In many places, the corn is head high and the wheat has been harvested. Green beans, sweet corn, melons, peaches and even a homegrown BLT will arrive ahead of schedule.
That adds up to the best eating south of a Canadian shore lunch.
Out in the wild country, the gooseberries were green and gone a month ago. That may not be all bad. Nobody has ever been able to explain to me why you pick gooseberries when they are green. A green gooseberry pie is living proof that you can eat anything if you put enough ice cream on it.
Wild blackberries are getting ripe right now. Berry picking is one outdoor activity that is not equipment intensive. There is no berry outfitter section at your favorite store. Blackberries grow along the edges of timbers and crop fields, or in fencerows that get a lot of sun. All you need is the landowner’s permission, persistence and a bucket.

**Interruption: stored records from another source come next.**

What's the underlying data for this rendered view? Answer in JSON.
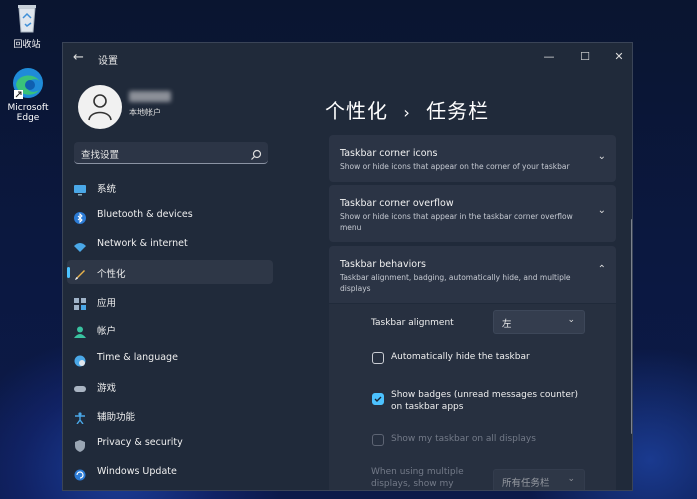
{
  "desktop": {
    "recycle_bin": "回收站",
    "edge_line1": "Microsoft",
    "edge_line2": "Edge"
  },
  "window": {
    "title": "设置",
    "controls": {
      "minimize": "—",
      "maximize": "☐",
      "close": "✕"
    }
  },
  "account": {
    "label": "本地帐户"
  },
  "search": {
    "placeholder": "查找设置"
  },
  "nav": {
    "items": [
      {
        "label": "系统",
        "icon": "monitor-icon"
      },
      {
        "label": "Bluetooth & devices",
        "icon": "bluetooth-icon"
      },
      {
        "label": "Network & internet",
        "icon": "wifi-icon"
      },
      {
        "label": "个性化",
        "icon": "brush-icon"
      },
      {
        "label": "应用",
        "icon": "apps-icon"
      },
      {
        "label": "帐户",
        "icon": "person-icon"
      },
      {
        "label": "Time & language",
        "icon": "globe-clock-icon"
      },
      {
        "label": "游戏",
        "icon": "gamepad-icon"
      },
      {
        "label": "辅助功能",
        "icon": "accessibility-icon"
      },
      {
        "label": "Privacy & security",
        "icon": "shield-icon"
      },
      {
        "label": "Windows Update",
        "icon": "update-icon"
      }
    ],
    "active_index": 3
  },
  "breadcrumb": {
    "parent": "个性化",
    "separator": "›",
    "current": "任务栏"
  },
  "sections": {
    "corner_icons": {
      "title": "Taskbar corner icons",
      "desc": "Show or hide icons that appear on the corner of your taskbar"
    },
    "corner_overflow": {
      "title": "Taskbar corner overflow",
      "desc": "Show or hide icons that appear in the taskbar corner overflow menu"
    },
    "behaviors": {
      "title": "Taskbar behaviors",
      "desc": "Taskbar alignment, badging, automatically hide, and multiple displays",
      "alignment_label": "Taskbar alignment",
      "alignment_value": "左",
      "auto_hide": {
        "label": "Automatically hide the taskbar",
        "checked": false
      },
      "badges": {
        "label": "Show badges (unread messages counter) on taskbar apps",
        "checked": true
      },
      "all_displays": {
        "label": "Show my taskbar on all displays",
        "checked": false,
        "disabled": true
      },
      "multi_display_label": "When using multiple displays, show my",
      "multi_display_value": "所有任务栏"
    }
  },
  "colors": {
    "accent": "#4cc2ff",
    "window_bg": "#202a3a",
    "card_bg": "#2b3445"
  }
}
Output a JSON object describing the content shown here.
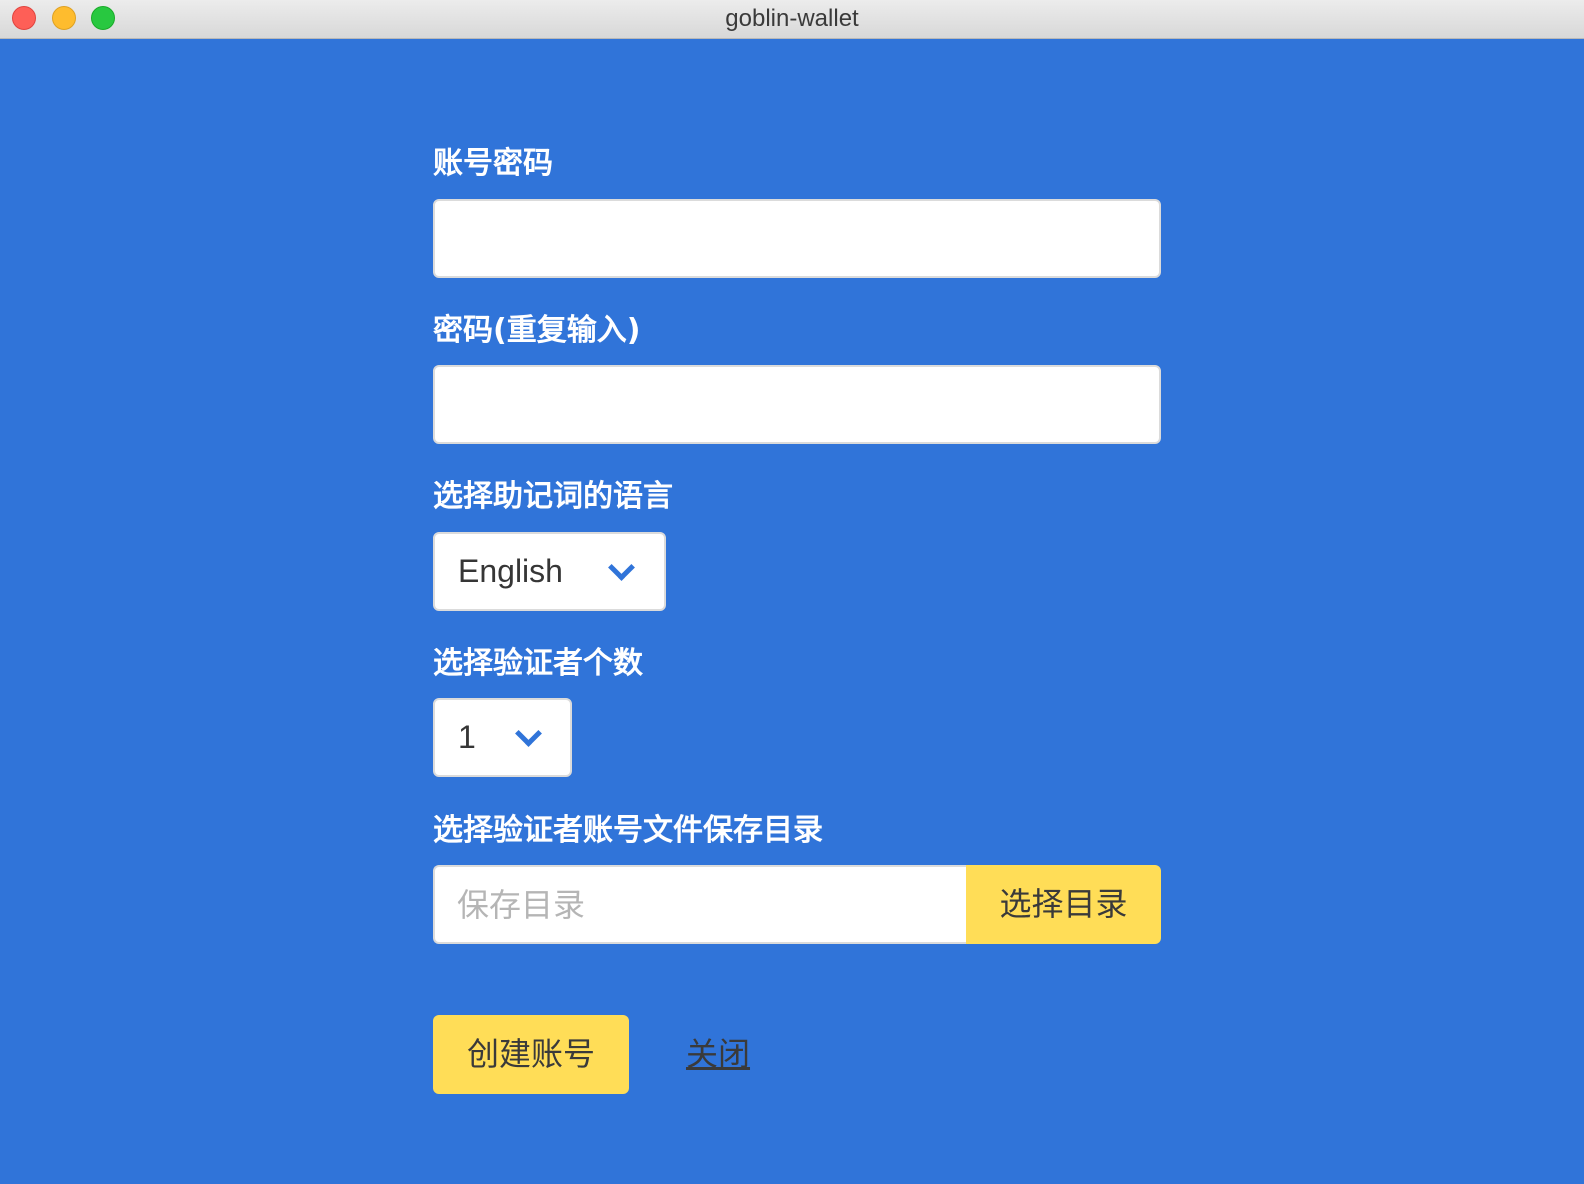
{
  "window": {
    "title": "goblin-wallet"
  },
  "form": {
    "password": {
      "label": "账号密码",
      "value": ""
    },
    "password_repeat": {
      "label": "密码(重复输入)",
      "value": ""
    },
    "mnemonic_language": {
      "label": "选择助记词的语言",
      "selected": "English"
    },
    "validator_count": {
      "label": "选择验证者个数",
      "selected": "1"
    },
    "save_directory": {
      "label": "选择验证者账号文件保存目录",
      "placeholder": "保存目录",
      "value": "",
      "button_label": "选择目录"
    },
    "actions": {
      "create_label": "创建账号",
      "close_label": "关闭"
    }
  },
  "colors": {
    "background": "#3074d9",
    "accent_button": "#ffdd57",
    "chevron": "#3074d9"
  }
}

You are going to suffer for your blackberry pie. The four cups of berries it takes to make a pie will come with bug bites and maybe a surprise encounter with a snake. You wouldn’t be the first person to dump the bucket as you’re backing away from a beehive.
Blackberry briars aren’t as scary as zombies, but they will grab at you. All areas of your exposed skin will get clawed. Those little fishhook-shaped thorns were placed on blackberry bushes by Mother Nature to discourage the faint of heart. Wear long sleeves, long pants and leather shoes. Don’t forget to wet yourself down with bug spray. It’s tick season.
I’ve heard some people pick berries with leather gloves on. You might as well wear mittens. The berries are going to be just as crushed before you get them in the bucket. Pick barehanded through the scratches. Accept the fact that your hands will look like you just took a barn cat to the vet.
The biggest, juiciest berries are the ones back where you have to reach through all the brambles to get them. Pick your way to there. You’re still going to get stuck by thorns, but you won’t be knocking ripe berries off the bush on your way.
The more berries you eat right off the bush, the longer it’s going to take to fill the bucket. Exercise restraint.
All the berries aren’t going to be ready at once. Those that bring the bush with them when you try to pull them off aren’t ripe yet. You may have to make a return trip in a day or two, and then hope the critters haven’t gotten there first.
Four cups doesn’t sound like much until you’re picking them one small berry at a time. Just remember, if you quit too soon, you’re only cheating yourself. Pick an extra cup.
When a pie is the payoff, the more the berrier.